Eine zusätzliche Qualifikation sollte seine Traumfrau auch mitbringen: Sie sollte sich gut mit Wäschewaschen auskennen und wissen, wie man hartnäckige „Bremsspuren“ aus der Unterhose entfernen kann. Mit diesem pikanten Anliegen hatte sich Eric während seiner Zeit bei „Promi Big Brother“ vertrauensvoll an seine Mitbewohner gewandt, nachdem er diese grausame Entdeckung in seinem Schlüpfer gemacht hatte.

Übrigens konnte sich auch Mitbewohner Danny Liedtke einen zynischen Spruch zu Erics Partnersuche nicht verkneifen: „Er sucht eigentlich wie so eine Angestellte, die für ihn arbeitet und über die er dann ab und zu noch rüber rutschen kann.“

Seine Mama ist nicht happy mit der Teilnahme

Nach der Live-Show am Dienstag und der Grußbotschaft von Erics Eltern (sein Vater war Chef der Ost-Berliner Kripo) war der Modedesigner in der Raumstation sichtlich geknickt. Er glaubte, dass seine Eltern nicht besonders happy mit ihrem Sprössling sind: “Ich bin vor meinen Eltern ja anders, als wenn ich mit meinen Kumpels zusammen bin“, erklärte Eric seinem Freund Danny.

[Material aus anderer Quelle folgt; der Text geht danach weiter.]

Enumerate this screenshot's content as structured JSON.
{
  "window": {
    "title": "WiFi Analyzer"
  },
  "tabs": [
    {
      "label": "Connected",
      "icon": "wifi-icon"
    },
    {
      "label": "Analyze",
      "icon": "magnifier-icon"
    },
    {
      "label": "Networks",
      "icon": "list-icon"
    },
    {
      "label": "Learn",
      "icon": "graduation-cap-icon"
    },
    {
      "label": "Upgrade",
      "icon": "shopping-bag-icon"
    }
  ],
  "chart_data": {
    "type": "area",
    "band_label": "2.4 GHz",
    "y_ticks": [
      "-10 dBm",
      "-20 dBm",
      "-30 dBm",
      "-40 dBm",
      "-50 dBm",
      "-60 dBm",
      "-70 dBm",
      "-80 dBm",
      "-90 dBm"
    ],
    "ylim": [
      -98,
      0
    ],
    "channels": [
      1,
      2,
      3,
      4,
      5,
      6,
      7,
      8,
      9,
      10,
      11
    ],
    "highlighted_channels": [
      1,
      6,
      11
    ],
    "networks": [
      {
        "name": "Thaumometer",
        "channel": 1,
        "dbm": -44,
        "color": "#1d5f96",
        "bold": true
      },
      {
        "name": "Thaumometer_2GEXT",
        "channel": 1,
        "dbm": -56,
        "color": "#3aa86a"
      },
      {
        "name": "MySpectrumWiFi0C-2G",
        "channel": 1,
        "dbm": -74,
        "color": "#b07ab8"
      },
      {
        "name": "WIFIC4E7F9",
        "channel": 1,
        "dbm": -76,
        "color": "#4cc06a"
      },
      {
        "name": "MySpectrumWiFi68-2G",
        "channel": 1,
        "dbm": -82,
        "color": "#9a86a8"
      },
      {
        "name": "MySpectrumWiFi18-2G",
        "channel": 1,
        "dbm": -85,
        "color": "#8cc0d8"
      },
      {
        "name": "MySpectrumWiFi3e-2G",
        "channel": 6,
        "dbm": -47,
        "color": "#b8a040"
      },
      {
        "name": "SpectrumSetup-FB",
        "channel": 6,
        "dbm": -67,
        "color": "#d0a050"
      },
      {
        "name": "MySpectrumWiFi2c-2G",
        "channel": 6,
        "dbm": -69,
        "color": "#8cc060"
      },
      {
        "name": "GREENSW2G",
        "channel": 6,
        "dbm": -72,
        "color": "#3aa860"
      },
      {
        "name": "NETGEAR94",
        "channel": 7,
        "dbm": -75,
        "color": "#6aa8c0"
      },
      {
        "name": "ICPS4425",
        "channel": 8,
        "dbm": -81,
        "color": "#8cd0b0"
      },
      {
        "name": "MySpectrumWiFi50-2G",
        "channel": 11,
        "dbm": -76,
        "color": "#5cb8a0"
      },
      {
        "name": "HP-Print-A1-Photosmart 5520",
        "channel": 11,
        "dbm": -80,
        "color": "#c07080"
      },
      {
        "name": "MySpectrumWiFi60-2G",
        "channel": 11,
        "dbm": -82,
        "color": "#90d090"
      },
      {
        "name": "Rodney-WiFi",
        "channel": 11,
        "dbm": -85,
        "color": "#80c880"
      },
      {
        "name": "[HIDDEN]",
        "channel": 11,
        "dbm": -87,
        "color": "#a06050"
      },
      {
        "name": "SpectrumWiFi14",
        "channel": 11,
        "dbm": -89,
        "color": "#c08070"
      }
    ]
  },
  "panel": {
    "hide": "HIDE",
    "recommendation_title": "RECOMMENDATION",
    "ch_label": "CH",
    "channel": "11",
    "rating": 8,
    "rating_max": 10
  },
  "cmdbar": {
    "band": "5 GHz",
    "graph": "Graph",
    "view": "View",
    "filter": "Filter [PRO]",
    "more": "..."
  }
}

Er haderte mit sich: „Ich habe bei meiner Mutter sofort gesehen, dass sie nicht einverstanden ist. Und mein Vater hat auch ganz klar gesagt, dass meine Mutter einige Sachen nicht gutheißt, was ich auch verstehe.“ Der Videogruß hatte ihn so runtergezogen, dass sogar der langersehnte blaue Haken auf Instagram zur Nebensache wurde: „Ich konnte mich gar nicht freuen. Was soll ich sagen. Das ist echt schwer.“ Jetzt, nachdem er am gestrigen Mittwoch aus dem Weltall ausziehen musste, kann er alles – ohne Kameras – mit seinen Eltern klären.